Monday, December 29, 2008

SIPC Disappointment Down the Road for Madoff Investors

There is such a fundamental misunderstanding of SIPC in the investor community that it is sometimes frightening. SIPC is not a Congressional bailout for investors who lost money. It is not insurance. Its sole function is to protect investors if a brokerage firm goes out of business due to bankruptcy or other financial difficulties and customer assets are missing.

SIPC's role is to return the customer's cash and securities to them from the failed firm. That's all it is. SIPC will get you back your cash (up to $100,000) and will replace your missing securities (up to $500,000).

SIPC is NOT an insurance company, and it does NOT cover an investor's losses that were caused by fraud on the part of the broker dealer.

And that leaves Madoff's investors in the lurch. There will be some interesting twists in this case, but on its face, this is a fraud, not a failed brokerage firm. While SIPC will make sure that the assets that were in the accounts are returned to the investors, the problem is obvious - the firm's statements are undoubtedly fraudulent, and there were no assets in those accounts. It remains to be seen what SIPC will do in that situation.

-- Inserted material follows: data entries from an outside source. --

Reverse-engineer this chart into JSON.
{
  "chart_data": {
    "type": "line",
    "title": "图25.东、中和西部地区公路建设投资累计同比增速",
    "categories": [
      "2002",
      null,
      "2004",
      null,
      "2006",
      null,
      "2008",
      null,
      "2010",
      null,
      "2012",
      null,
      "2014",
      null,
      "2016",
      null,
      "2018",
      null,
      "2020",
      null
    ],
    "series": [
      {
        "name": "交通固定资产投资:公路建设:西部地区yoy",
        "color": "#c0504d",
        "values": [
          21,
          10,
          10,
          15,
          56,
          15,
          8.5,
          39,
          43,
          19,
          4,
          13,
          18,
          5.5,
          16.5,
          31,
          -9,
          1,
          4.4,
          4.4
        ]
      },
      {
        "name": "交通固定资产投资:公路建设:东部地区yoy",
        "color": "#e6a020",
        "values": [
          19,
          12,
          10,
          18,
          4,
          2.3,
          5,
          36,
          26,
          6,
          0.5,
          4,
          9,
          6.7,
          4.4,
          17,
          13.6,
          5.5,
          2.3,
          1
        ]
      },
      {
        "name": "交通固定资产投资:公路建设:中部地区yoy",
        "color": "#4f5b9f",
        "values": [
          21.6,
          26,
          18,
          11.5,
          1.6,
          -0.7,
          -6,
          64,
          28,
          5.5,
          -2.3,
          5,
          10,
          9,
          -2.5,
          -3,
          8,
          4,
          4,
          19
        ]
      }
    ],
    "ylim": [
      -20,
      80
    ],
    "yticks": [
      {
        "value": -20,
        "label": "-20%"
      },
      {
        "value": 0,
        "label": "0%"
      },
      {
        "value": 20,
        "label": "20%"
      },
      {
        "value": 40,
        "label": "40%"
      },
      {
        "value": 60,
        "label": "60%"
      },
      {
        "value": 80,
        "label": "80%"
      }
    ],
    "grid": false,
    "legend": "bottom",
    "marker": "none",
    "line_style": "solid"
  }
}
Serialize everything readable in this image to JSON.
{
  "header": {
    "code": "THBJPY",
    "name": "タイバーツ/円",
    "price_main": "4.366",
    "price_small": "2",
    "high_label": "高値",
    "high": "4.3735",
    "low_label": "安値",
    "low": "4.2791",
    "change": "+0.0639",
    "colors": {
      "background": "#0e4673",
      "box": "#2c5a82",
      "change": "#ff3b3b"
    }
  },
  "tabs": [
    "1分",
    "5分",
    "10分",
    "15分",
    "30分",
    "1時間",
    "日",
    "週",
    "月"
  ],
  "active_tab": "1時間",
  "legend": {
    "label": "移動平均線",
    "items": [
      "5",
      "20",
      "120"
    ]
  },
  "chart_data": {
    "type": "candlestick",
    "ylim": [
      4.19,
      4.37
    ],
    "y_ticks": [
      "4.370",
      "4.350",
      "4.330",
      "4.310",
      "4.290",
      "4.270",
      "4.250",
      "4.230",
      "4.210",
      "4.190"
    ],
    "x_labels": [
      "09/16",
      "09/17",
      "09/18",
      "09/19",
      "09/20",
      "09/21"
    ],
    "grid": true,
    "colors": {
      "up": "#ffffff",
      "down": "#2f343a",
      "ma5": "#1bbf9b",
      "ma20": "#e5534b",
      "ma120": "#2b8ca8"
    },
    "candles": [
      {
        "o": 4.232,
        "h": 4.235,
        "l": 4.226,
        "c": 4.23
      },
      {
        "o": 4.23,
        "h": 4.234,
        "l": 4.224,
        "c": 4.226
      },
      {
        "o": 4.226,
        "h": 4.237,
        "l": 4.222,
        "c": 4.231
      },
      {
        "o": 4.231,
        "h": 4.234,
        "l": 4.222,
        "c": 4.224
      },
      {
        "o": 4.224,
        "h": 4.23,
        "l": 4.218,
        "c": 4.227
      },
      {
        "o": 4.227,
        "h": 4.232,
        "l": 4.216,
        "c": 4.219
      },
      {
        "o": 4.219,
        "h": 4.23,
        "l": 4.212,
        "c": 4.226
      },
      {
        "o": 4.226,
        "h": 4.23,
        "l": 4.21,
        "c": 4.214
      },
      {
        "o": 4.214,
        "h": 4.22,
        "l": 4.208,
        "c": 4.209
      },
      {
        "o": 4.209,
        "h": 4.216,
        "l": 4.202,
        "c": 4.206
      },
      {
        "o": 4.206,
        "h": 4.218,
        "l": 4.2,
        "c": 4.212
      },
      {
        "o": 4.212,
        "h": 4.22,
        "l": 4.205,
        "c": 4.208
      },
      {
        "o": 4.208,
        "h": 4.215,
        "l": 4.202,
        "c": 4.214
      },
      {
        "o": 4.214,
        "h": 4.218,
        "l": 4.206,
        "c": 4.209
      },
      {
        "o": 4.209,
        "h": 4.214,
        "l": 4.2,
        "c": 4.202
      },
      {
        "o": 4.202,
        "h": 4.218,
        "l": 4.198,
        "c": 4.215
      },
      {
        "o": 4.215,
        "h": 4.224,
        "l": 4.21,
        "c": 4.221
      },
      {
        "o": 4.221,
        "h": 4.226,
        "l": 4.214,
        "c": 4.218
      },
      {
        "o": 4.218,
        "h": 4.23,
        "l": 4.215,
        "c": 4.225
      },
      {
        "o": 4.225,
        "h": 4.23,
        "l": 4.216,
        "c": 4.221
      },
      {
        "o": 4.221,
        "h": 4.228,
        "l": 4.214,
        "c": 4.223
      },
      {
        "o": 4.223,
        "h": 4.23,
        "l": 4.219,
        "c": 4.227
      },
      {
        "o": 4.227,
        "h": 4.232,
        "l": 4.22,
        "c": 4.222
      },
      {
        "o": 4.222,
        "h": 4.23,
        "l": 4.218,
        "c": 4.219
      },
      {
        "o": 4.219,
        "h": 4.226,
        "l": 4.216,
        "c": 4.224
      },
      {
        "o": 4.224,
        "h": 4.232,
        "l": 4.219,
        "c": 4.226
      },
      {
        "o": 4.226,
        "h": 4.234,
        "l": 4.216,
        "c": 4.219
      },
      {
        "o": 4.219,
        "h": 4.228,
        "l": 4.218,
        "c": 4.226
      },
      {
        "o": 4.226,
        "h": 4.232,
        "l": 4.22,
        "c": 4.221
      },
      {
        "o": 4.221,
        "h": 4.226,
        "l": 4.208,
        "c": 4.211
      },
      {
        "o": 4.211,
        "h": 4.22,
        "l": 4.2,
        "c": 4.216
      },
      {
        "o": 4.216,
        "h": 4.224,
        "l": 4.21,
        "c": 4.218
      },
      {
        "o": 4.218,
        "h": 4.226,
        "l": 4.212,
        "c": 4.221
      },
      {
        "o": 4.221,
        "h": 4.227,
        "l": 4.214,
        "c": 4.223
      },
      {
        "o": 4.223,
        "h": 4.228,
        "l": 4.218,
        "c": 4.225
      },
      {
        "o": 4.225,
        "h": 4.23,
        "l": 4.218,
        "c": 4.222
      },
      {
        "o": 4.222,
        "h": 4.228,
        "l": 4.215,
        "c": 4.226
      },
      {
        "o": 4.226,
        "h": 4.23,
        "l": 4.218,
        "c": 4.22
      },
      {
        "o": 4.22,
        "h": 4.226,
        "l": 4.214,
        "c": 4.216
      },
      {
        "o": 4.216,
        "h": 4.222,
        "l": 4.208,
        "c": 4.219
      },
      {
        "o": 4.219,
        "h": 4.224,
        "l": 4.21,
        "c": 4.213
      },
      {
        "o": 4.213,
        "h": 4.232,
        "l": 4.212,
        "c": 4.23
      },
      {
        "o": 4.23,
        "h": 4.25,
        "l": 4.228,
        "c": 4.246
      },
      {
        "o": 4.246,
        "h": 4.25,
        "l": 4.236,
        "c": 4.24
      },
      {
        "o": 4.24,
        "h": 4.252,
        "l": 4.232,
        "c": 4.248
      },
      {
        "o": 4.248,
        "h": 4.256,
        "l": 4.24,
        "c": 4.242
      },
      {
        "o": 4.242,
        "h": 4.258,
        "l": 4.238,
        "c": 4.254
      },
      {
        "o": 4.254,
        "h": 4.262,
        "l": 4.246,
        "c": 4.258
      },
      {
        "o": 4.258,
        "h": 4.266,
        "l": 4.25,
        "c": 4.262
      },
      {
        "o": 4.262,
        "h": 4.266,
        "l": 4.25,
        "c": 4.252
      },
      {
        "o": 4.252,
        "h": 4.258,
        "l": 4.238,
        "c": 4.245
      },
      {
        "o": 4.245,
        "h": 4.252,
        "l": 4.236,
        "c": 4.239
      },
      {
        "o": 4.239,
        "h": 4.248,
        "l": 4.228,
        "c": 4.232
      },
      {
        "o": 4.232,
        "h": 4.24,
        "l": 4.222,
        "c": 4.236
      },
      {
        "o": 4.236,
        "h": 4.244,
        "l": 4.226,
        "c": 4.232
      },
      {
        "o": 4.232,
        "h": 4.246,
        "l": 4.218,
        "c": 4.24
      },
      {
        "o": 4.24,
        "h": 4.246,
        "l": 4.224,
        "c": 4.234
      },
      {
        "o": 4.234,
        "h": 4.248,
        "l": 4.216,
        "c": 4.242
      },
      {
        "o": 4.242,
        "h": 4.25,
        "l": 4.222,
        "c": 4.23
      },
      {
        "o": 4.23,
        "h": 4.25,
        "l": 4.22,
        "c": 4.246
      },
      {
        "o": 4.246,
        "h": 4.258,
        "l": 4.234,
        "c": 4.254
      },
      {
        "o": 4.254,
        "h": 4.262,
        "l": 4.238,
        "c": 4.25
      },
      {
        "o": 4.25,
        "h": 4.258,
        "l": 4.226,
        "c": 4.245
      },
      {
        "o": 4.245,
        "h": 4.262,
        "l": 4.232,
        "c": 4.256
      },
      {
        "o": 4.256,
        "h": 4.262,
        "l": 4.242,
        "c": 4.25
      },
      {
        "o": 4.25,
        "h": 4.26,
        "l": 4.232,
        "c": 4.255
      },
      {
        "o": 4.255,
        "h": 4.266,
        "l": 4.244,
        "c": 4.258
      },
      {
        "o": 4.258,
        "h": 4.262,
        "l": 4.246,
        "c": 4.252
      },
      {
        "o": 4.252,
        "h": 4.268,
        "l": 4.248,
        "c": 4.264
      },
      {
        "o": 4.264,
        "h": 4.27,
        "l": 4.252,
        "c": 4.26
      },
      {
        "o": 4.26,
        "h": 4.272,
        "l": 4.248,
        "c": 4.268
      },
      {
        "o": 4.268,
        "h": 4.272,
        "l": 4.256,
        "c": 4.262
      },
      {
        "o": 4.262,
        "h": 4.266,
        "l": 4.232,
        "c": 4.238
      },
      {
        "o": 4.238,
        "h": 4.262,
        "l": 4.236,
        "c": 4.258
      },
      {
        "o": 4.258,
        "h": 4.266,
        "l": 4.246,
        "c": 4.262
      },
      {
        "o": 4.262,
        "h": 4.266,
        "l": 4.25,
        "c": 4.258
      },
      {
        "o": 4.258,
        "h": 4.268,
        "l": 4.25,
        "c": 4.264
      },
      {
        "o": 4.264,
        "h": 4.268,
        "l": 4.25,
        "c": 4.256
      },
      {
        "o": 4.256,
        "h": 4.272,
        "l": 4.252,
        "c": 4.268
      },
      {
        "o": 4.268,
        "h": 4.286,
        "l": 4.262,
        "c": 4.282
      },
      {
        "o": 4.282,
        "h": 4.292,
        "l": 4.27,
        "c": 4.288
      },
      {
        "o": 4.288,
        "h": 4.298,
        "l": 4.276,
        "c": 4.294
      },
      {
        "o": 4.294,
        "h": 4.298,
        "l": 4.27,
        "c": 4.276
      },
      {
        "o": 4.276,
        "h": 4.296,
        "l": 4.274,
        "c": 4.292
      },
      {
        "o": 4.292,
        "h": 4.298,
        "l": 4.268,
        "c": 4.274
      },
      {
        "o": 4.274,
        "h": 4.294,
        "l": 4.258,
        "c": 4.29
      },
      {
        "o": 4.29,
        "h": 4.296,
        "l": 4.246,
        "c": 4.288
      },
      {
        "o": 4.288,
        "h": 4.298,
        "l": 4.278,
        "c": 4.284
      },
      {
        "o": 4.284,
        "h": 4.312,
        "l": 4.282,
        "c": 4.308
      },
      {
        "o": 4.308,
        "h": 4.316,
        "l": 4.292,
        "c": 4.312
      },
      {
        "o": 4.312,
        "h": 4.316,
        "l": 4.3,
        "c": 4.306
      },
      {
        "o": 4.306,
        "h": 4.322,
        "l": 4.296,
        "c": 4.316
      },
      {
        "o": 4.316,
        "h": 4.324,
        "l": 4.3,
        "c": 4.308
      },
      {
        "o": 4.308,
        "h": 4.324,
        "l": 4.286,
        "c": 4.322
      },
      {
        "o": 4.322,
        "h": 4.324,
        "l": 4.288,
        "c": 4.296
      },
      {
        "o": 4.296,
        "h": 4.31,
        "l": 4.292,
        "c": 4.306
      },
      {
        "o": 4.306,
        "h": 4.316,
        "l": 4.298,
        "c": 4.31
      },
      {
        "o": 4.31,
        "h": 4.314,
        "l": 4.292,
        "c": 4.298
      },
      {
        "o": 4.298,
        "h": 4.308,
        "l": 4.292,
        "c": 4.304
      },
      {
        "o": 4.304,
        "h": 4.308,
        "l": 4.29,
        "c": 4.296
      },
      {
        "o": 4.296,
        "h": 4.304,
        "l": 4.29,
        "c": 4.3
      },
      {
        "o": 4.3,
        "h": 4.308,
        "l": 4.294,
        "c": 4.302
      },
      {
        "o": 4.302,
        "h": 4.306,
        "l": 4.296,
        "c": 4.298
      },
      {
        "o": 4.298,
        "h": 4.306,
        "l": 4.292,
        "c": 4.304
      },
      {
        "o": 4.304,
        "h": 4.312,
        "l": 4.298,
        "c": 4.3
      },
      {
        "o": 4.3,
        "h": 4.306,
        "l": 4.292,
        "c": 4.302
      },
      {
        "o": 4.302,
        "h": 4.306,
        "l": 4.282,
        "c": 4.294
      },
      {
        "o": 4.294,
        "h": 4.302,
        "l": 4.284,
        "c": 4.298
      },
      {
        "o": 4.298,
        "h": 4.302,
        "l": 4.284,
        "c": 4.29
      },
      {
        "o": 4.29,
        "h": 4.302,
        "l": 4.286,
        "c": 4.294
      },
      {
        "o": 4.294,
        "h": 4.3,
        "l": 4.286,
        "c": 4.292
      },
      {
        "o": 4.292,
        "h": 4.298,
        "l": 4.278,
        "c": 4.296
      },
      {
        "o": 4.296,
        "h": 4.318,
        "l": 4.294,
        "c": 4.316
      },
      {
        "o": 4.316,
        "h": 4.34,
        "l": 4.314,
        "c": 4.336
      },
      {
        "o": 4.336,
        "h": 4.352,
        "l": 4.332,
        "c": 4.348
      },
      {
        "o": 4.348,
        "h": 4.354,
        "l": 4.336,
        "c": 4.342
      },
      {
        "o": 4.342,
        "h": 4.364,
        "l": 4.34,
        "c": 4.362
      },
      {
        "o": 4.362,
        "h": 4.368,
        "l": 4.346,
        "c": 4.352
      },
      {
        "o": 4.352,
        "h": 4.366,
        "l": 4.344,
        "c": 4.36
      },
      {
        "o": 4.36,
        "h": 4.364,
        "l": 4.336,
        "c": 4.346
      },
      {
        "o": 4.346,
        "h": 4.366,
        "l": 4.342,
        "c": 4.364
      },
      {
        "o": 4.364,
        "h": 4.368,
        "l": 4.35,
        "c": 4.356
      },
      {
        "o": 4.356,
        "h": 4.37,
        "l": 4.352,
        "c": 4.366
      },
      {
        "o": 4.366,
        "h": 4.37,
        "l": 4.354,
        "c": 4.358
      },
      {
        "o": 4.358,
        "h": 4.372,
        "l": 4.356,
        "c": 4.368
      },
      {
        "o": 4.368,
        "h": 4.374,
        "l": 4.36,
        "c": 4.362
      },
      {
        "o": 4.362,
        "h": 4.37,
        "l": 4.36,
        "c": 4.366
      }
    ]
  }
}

And, it will be amazing, despite recent press reports, if Judge Stanton opens the SIPC case to investors in the feeder funds. The simple fact is that Judge Stanton cannot do that. It would take, literally, an Act of Congress to expand SIPC in that manner, and for Madoff investors in feeder funds, that is not going to happen.

However, investors in feeder funds do have another alternative - they can sue the feeder funds. Those funds are not bankrupt, and they should have insurance to cover negligence. At the same time, some of those investment agreements attempt to exclude negligence, so feeder fund investors have to be careful, and each claim has to be examined carefully.

There are a lot of law firms out there looking to represent Madoff direct and indirect investors. Ask questions, ask for their background, ask for their experience in securities fraud cases, in ponzi scheme cases, in dealing with brokerage firm issues, and SIPC cases.